L'avocate de Zhao, Teresa Goody Guillén, a déclaré que la grâce de son client n'avait pas permis à Binance d'entrer sur le marché américain et que les Émirats arabes unis cherchaient largement à attirer des entreprises de cryptomonnaie. Elle a déclaré qu'une interprétation négative de la grâce de Zhao constituait une « usurpation illégale du pouvoir de grâce présidentiel ».
Le 8 mai dernier, le Département du Trésor américain a annoncé le lancement d'un projet pilote accéléré pour les investisseurs étrangers, le processus accéléré d'examen des investissements que les Émirats arabes unis avaient activement lobbé pour obtenir.
Lors de la visite de Trump à Abou Dhabi ce mois-là, il a annoncé que les deux pays avaient conclu « un accord très important » pour l'achat de puces d'IA américaines par les Émirats arabes unis. Plusieurs mois plus tard, après de nouvelles négociations, l'administration Trump a approuvé la vente de 35 000 puces à G42, moins que ce que les Émirats arabes unis espéraient.
Lors d'une démonstration en mai dans un palais royal, Trump a examiné de près une maquette 3D lumineuse du grand projet de centre de données d'IA que G42 prévoyait de développer, Steve Witkoff et Tahnoon regardant à côté. Trump a mentionné à plusieurs reprises Tahnoon lors de réunions locales, disant au président émirati Mohammed que son « bon frère » était récemment venu à Washington ; Tahnoon a posté des photos avec Trump et Witkoff sur Instagram.
Trump a prédit que les relations entre les deux pays « ne feront que se renforcer et s'améliorer ». Il a dit à Mohammed : « Nos relations ne pourraient pas être meilleures. »
En septembre, conformément à l'accord négocié par l'administration Trump, MGX est devenu l'un des rares investisseurs sélectionnés pour exploiter les activités américaines de TikTok.
Le 22 octobre dernier, Steve Witkoff, Jared Kushner et Tahnoon ont posté une photo sur les réseaux sociaux
Le mois suivant, Trump a gracié Zhao, provoquant la colère des législateurs démocrates qui l'ont accusé de vendre le droit de grâce au plus offrant.

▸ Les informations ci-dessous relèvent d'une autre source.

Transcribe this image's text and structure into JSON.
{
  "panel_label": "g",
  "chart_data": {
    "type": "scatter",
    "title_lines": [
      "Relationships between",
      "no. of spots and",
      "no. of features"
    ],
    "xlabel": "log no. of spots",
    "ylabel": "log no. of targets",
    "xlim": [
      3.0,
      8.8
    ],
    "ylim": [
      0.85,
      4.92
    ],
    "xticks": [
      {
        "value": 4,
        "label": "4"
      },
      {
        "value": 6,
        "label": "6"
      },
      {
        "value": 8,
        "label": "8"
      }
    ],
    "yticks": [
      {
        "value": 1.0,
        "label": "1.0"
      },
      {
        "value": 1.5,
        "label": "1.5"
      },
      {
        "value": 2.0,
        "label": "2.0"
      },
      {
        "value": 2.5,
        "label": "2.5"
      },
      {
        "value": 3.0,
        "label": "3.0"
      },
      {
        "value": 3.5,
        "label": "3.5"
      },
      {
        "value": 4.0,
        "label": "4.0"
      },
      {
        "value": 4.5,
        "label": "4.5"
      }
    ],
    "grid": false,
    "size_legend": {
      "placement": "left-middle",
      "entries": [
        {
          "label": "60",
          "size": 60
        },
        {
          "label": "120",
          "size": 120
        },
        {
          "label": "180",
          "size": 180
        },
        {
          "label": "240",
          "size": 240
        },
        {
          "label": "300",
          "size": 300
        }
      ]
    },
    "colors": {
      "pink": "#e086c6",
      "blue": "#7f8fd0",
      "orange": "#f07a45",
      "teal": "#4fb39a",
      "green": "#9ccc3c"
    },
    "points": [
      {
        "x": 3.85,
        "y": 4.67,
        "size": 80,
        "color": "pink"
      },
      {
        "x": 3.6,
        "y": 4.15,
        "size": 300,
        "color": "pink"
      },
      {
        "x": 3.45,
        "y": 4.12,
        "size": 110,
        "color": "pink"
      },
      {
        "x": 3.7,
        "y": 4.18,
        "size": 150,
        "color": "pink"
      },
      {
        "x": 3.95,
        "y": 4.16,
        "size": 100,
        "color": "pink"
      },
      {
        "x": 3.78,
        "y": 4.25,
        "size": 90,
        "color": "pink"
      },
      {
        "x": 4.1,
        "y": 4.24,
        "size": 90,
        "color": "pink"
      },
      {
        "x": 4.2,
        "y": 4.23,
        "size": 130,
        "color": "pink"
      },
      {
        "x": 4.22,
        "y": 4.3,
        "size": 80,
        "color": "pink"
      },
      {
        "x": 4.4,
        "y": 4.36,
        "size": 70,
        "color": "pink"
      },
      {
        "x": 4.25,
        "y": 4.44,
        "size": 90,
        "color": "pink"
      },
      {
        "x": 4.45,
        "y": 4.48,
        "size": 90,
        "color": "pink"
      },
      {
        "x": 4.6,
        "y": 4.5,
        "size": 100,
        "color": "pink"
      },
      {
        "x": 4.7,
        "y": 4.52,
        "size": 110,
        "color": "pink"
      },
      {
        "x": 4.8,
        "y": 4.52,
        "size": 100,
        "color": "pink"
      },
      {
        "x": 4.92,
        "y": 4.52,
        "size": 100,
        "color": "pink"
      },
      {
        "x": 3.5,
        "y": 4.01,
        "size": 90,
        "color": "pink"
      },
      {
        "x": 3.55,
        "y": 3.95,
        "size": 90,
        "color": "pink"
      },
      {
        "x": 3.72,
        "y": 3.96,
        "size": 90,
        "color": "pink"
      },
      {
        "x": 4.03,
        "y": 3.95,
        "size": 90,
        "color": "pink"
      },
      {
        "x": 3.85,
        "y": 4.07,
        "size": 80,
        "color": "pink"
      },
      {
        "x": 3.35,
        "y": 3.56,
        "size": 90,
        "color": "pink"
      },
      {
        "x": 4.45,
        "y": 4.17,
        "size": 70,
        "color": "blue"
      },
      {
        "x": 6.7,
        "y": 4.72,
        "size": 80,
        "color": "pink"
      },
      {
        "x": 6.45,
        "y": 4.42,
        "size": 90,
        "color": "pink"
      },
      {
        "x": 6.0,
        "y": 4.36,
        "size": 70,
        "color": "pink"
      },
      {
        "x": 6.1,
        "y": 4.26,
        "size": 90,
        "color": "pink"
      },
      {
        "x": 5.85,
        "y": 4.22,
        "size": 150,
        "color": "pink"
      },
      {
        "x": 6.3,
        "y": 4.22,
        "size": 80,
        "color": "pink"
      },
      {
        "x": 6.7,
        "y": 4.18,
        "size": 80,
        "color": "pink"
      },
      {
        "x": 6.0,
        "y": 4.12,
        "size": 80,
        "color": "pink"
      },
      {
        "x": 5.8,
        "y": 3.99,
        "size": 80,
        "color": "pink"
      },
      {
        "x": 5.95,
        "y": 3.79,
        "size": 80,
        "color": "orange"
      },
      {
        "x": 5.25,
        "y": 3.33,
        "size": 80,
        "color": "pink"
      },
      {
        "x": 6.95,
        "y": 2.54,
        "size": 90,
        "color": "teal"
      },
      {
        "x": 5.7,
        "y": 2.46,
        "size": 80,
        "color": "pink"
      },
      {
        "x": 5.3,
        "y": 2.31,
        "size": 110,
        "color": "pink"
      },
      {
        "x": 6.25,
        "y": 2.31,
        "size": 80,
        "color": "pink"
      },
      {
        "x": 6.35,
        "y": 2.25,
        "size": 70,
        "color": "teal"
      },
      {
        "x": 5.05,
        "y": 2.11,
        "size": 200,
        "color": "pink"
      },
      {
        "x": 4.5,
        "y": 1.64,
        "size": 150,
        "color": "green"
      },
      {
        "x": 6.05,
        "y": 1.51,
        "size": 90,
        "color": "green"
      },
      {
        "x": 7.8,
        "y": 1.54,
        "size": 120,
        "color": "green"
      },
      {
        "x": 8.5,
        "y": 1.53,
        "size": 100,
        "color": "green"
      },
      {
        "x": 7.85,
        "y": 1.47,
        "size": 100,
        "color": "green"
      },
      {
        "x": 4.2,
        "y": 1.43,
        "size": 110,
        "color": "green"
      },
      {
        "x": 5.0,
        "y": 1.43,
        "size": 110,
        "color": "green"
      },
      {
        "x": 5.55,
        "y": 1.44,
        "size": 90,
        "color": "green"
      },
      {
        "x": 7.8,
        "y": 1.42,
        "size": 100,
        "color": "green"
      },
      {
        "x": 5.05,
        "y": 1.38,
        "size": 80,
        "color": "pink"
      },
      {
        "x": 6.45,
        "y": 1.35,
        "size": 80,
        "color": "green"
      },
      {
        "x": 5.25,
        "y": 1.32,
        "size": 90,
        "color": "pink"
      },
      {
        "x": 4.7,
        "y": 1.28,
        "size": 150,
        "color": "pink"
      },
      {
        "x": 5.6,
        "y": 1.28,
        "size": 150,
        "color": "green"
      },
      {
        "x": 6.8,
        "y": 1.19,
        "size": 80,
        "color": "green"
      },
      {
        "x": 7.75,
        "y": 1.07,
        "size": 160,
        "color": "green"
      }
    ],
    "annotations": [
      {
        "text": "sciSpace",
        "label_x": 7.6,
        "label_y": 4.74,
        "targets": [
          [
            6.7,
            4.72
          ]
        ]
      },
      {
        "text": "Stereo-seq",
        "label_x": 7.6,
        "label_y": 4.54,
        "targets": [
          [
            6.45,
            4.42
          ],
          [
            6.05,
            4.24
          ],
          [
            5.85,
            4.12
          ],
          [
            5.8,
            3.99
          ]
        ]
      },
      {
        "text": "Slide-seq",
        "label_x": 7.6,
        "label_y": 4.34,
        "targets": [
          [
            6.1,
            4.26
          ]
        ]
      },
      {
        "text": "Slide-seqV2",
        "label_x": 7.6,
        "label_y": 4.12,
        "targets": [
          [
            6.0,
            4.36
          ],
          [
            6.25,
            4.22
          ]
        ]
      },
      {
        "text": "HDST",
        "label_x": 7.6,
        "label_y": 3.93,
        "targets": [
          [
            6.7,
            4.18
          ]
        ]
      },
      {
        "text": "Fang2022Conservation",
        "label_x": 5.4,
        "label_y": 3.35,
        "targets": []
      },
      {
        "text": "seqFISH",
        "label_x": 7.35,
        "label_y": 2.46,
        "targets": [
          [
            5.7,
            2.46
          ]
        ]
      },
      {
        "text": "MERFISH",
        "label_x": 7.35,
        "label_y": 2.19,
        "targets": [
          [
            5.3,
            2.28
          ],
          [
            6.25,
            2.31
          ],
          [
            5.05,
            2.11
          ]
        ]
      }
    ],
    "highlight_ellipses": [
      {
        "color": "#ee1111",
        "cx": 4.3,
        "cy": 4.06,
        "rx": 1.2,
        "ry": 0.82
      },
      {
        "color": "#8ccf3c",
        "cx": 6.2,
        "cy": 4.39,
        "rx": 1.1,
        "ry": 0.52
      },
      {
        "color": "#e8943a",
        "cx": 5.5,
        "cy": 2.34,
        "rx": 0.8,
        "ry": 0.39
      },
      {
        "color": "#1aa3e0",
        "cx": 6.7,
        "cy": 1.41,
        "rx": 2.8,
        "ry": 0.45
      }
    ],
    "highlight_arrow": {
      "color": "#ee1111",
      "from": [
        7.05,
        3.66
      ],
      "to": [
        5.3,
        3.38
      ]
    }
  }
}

Le 22 octobre, la veille du jour où la Maison Blanche a confirmé que Trump avait signé la grâce, un responsable de la Maison Blanche a déclaré que Witkoff et Kushner étaient retournés à Abou Dhabi pour discuter de Gaza, d'Israël et du plan de commission de paix de Trump. La personne qu'ils ont rencontrée n'était autre que Tahnoon.